Sarà. Ma, appena dopo aver vergato le dimissioni da cotanto gremio, Farinelli ha messo il foglio in macchina per lanciare – per interposta Regione – un utile appello alla riscoperta della progettualità politica e delle visioni da parte dell’area liberale, e qualcuno potrebbe pensare che questa pressante istanza sia lo specchio e la conseguenza di una frustrazione per il deficit di idee riscontrato in casa, quindi anche a livello federale.
Il partito liberale è sempre stato una grande casa con molte porte e finestre, abitata da parenti un po’ serpenti, sempre lì a puntualizzare e a litigare; ma, negli spifferi e nello sbattere di ante e di gelosie, sono state prodotte anche idee interessanti e specifiche di quella proteiforme cultura, e una storia di successo tra la gente e nelle istituzioni. Un minimo di autocritica dovrebbe permettere di capire che quei tempi sono finiti da un bel po’ e che c’è aria pesante da pensiero unico, da omogeneizzazione e da rientro nei ranghi, aria di disciplina cieca di partito, di testa-bassa-e-pedalare. Una notizia rassicurante per quel gruppo di militanti eccellenti, che in luogo di poche idee ma ben confuse preferiscono affidarsi a quelli che dicono di averne, di idee, mettendo giù la testa come lo studente asino che tema l’interrogazione; tra l’altro questo serve a mantenersi nel luogo magico in cui si trovano, nel partito e nelle istituzioni, politici di professione in un sistema …di milizia, tutti a tavola ben allineati e coperti in questo confortevole cono di luce.

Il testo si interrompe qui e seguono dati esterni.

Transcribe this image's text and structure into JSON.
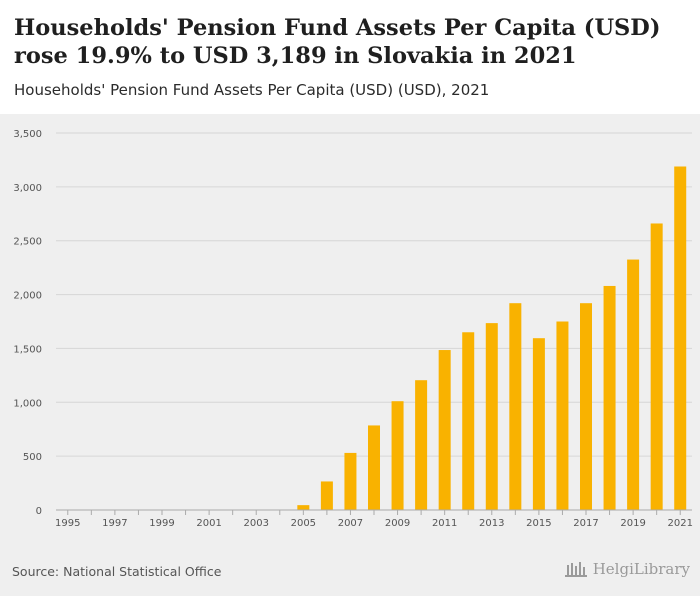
{
  "header": {
    "title": "Households' Pension Fund Assets Per Capita (USD) rose 19.9% to USD 3,189 in Slovakia in 2021",
    "subtitle": "Households' Pension Fund Assets Per Capita (USD) (USD), 2021"
  },
  "footer": {
    "source": "Source: National Statistical Office",
    "brand": "HelgiLibrary"
  },
  "colors": {
    "bar": "#f9b200",
    "grid": "#d6d6d6",
    "axis_text": "#555555",
    "panel": "#efefef"
  },
  "chart_data": {
    "type": "bar",
    "title": "Households' Pension Fund Assets Per Capita (USD) (USD), 2021",
    "xlabel": "",
    "ylabel": "",
    "ylim": [
      0,
      3500
    ],
    "yticks": [
      0,
      500,
      1000,
      1500,
      2000,
      2500,
      3000,
      3500
    ],
    "ytick_labels": [
      "0",
      "500",
      "1,000",
      "1,500",
      "2,000",
      "2,500",
      "3,000",
      "3,500"
    ],
    "categories": [
      "1995",
      "1996",
      "1997",
      "1998",
      "1999",
      "2000",
      "2001",
      "2002",
      "2003",
      "2004",
      "2005",
      "2006",
      "2007",
      "2008",
      "2009",
      "2010",
      "2011",
      "2012",
      "2013",
      "2014",
      "2015",
      "2016",
      "2017",
      "2018",
      "2019",
      "2020",
      "2021"
    ],
    "xtick_labels": [
      "1995",
      "",
      "1997",
      "",
      "1999",
      "",
      "2001",
      "",
      "2003",
      "",
      "2005",
      "",
      "2007",
      "",
      "2009",
      "",
      "2011",
      "",
      "2013",
      "",
      "2015",
      "",
      "2017",
      "",
      "2019",
      "",
      "2021"
    ],
    "values": [
      0,
      0,
      0,
      0,
      0,
      0,
      0,
      0,
      0,
      0,
      45,
      265,
      530,
      785,
      1010,
      1205,
      1485,
      1650,
      1735,
      1920,
      1595,
      1750,
      1920,
      2080,
      2325,
      2660,
      3189
    ],
    "grid": true,
    "legend": "none"
  }
}
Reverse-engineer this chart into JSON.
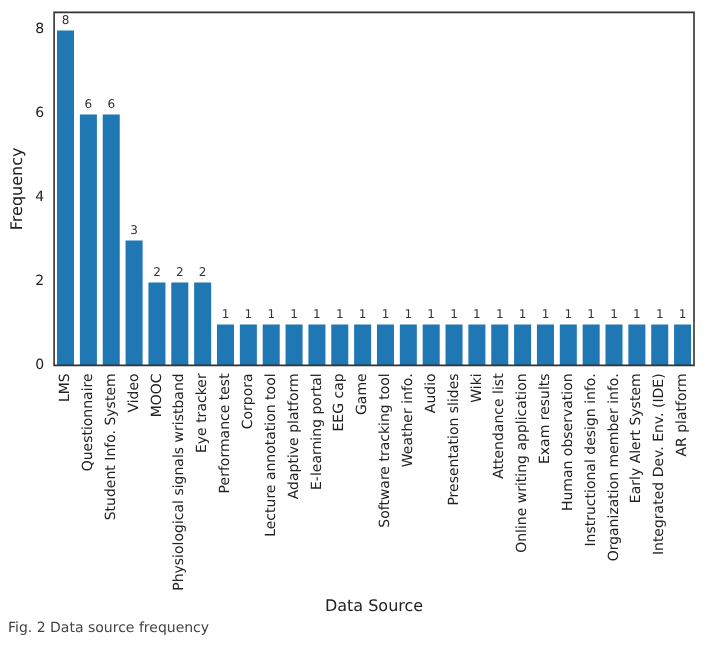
{
  "chart_data": {
    "type": "bar",
    "xlabel": "Data Source",
    "ylabel": "Frequency",
    "categories": [
      "LMS",
      "Questionnaire",
      "Student Info. System",
      "Video",
      "MOOC",
      "Physiological signals wristband",
      "Eye tracker",
      "Performance test",
      "Corpora",
      "Lecture annotation tool",
      "Adaptive platform",
      "E-learning portal",
      "EEG cap",
      "Game",
      "Software tracking tool",
      "Weather info.",
      "Audio",
      "Presentation slides",
      "Wiki",
      "Attendance list",
      "Online writing application",
      "Exam results",
      "Human observation",
      "Instructional design info.",
      "Organization member info.",
      "Early Alert System",
      "Integrated Dev. Env. (IDE)",
      "AR platform"
    ],
    "values": [
      8,
      6,
      6,
      3,
      2,
      2,
      2,
      1,
      1,
      1,
      1,
      1,
      1,
      1,
      1,
      1,
      1,
      1,
      1,
      1,
      1,
      1,
      1,
      1,
      1,
      1,
      1,
      1
    ],
    "color": "#1f77b4",
    "ylim": [
      0,
      8.4
    ],
    "yticks": [
      0,
      2,
      4,
      6,
      8
    ],
    "data_labels": true,
    "annotations": [
      "Fig. 2 Data source frequency"
    ]
  }
}
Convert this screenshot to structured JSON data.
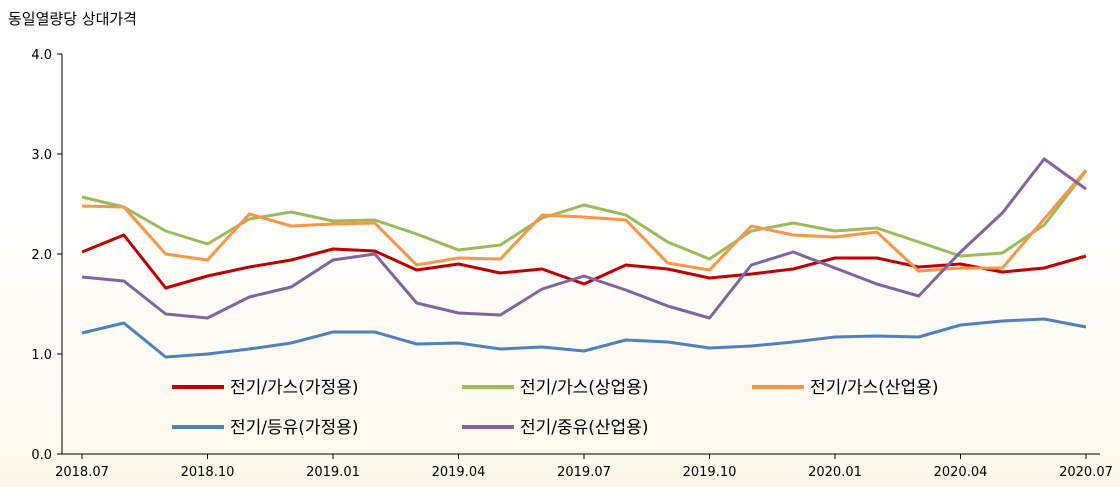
{
  "chart_data": {
    "type": "line",
    "title": "동일열량당 상대가격",
    "categories": [
      "2018.07",
      null,
      null,
      "2018.10",
      null,
      null,
      "2019.01",
      null,
      null,
      "2019.04",
      null,
      null,
      "2019.07",
      null,
      null,
      "2019.10",
      null,
      null,
      "2020.01",
      null,
      null,
      "2020.04",
      null,
      null,
      "2020.07"
    ],
    "series": [
      {
        "name": "전기/가스(가정용)",
        "color": "#c00000",
        "values": [
          2.02,
          2.19,
          1.66,
          1.78,
          1.87,
          1.94,
          2.05,
          2.03,
          1.84,
          1.9,
          1.81,
          1.85,
          1.7,
          1.89,
          1.85,
          1.76,
          1.8,
          1.85,
          1.96,
          1.96,
          1.87,
          1.9,
          1.82,
          1.86,
          1.98
        ]
      },
      {
        "name": "전기/가스(상업용)",
        "color": "#9bbb59",
        "values": [
          2.57,
          2.47,
          2.23,
          2.1,
          2.35,
          2.42,
          2.33,
          2.34,
          2.2,
          2.04,
          2.09,
          2.36,
          2.49,
          2.39,
          2.12,
          1.95,
          2.23,
          2.31,
          2.23,
          2.26,
          2.12,
          1.98,
          2.01,
          2.29,
          2.83
        ]
      },
      {
        "name": "전기/가스(산업용)",
        "color": "#f79646",
        "values": [
          2.48,
          2.47,
          2.0,
          1.94,
          2.4,
          2.28,
          2.3,
          2.31,
          1.89,
          1.96,
          1.95,
          2.39,
          2.37,
          2.34,
          1.91,
          1.84,
          2.28,
          2.19,
          2.17,
          2.22,
          1.83,
          1.86,
          1.86,
          2.35,
          2.84
        ]
      },
      {
        "name": "전기/등유(가정용)",
        "color": "#4f81bd",
        "values": [
          1.21,
          1.31,
          0.97,
          1.0,
          1.05,
          1.11,
          1.22,
          1.22,
          1.1,
          1.11,
          1.05,
          1.07,
          1.03,
          1.14,
          1.12,
          1.06,
          1.08,
          1.12,
          1.17,
          1.18,
          1.17,
          1.29,
          1.33,
          1.35,
          1.27
        ]
      },
      {
        "name": "전기/중유(산업용)",
        "color": "#8064a2",
        "values": [
          1.77,
          1.73,
          1.4,
          1.36,
          1.57,
          1.67,
          1.94,
          2.0,
          1.51,
          1.41,
          1.39,
          1.65,
          1.78,
          1.64,
          1.48,
          1.36,
          1.89,
          2.02,
          1.86,
          1.7,
          1.58,
          2.02,
          2.41,
          2.95,
          2.65
        ]
      }
    ],
    "ylim": [
      0,
      4
    ],
    "yticks": [
      {
        "value": 0,
        "label": "0.0"
      },
      {
        "value": 1,
        "label": "1.0"
      },
      {
        "value": 2,
        "label": "2.0"
      },
      {
        "value": 3,
        "label": "3.0"
      },
      {
        "value": 4,
        "label": "4.0"
      }
    ],
    "grid": false
  }
}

Gli è che le uniche idee che sembrano uscire dalla spremitura degli augusti cerebri di chi detta la linea sono, per lo più, rifritture di idee altrui, saccheggi, e un annusare l’aria che tira per poter spiegare le vele elettorali e beneficiare del vento. Siamo sempre lì, all’originale e alla fotocopia, con gli epigoni che si illudono di poter fregare l’elettore vendendogli come proprie le idee di altri. Non funziona, capite? Con l’aggravante che queste idee non sono nemmeno un granché, al massimo cibo buono per liberisti alla Adamo buonanima, o per Chicago boys, ma più spesso discorsetti da pizzicagnoli o da contabili menostatisti; per di più rimasticate da apprendisti stregoni, lib-lib de’ noantri, tra cui i peggio sono quelli con un occhio al borsello e l’altro al crocifisso. E poi: genuflessioni nei confronti di chiunque sventoli con protervia qualche soldo o qualche prebenda.
C’è quindi da augurarsi che Farinelli, che ha una testa fina e che funziona, approfitti del tempo libero che si è preso lasciando il Wahlkampfteam di cui sopra per stimolare, con l’esempio e il progetto e non a chiacchiere, una riflessione operativa su quanto i valori liberali (e dico tutti, anche quelli del radicalismo e del liberalismo sociale) possono produrre in termine di autonomi progetti e visioni.